Mais cette anecdote sans intérêt lui permet tout de même de sortir la phrase de la semaine :
« Y'a pas à dire, on était vraiment comme des coqs en plâtre »
Comme le dirait un journaliste consciencieux, « sic ».
Question subsidiaire : cet homme est-il heureux ? Si oui, comment fait-il ?
Samedi
Mon morceau de la semaine est tiré du dernier album de Sera Cahoone. Comme d'habitude, une réussite typiquement folk, mais je dois avouer que j'ai du mal à séparer les différentes chansons tant elles se ressemblent. A écouter d'une traite, en somme. Avec de quoi fumer, de préférence. Et en se disant qu'on se flinguera plus tard.
Dimanche
Les conseillers fitness et autres managers du corps me font bien marrer. Ou plutôt leurs clients, car eux n'aspirent qu'à se faire du fric avec le dernier truc à la mode, ce qui les rend foncièrement détestables, mais pas illogiques. Non, ces gens qui acceptent de suivre des cours de remise en forme, de sport, où leur corps sera trituré, remodelé, remaquillé, redisposé à être balancé sur le marché des regards aguichés, pensent-ils réellement que leur avis à eux va changer ?

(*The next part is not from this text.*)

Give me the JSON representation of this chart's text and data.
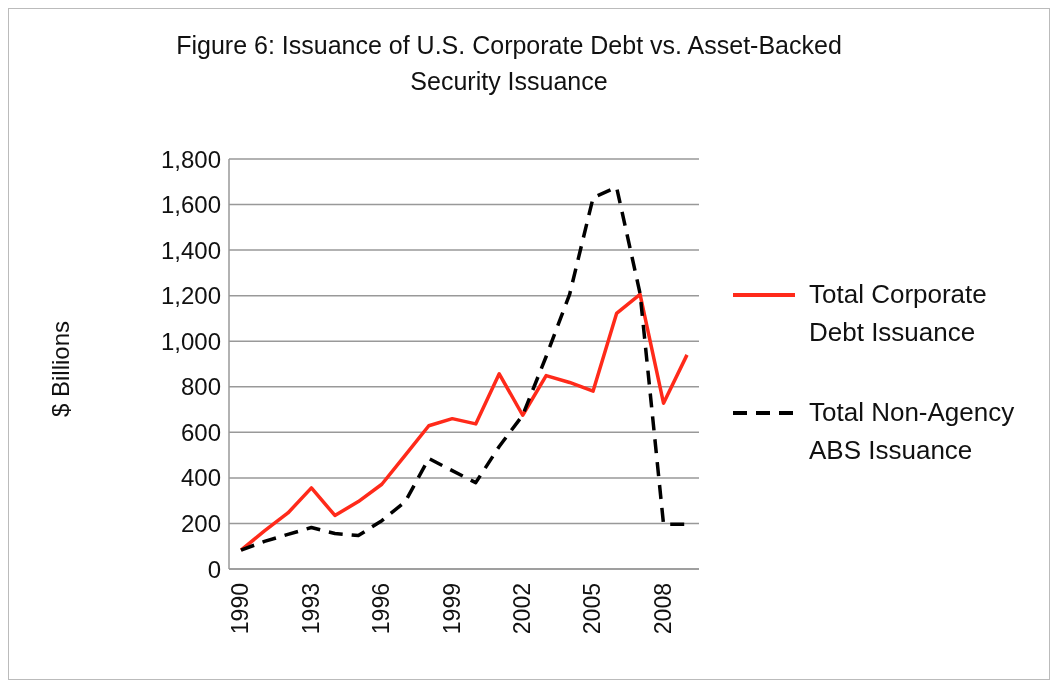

Rien de tout ça ne pourrait m'empêcher de me trouver sale et laid. Pensent-ils qu'en trouvant une personne attirée par eux, ils changeront ainsi d'opinion sur leur carcasse ? J'ai beau fréquenter Anna le plus intimement du monde (quoique), je me dégoûte toujours autant. Pire, j'ai souvent l'impression de la souiller en n'ayant que moi à lui proposer.
Alors, trois tours de vélo, une bouffe équilibrée, une remise en question et un petit rendez vous chez le psy pour régler ça ?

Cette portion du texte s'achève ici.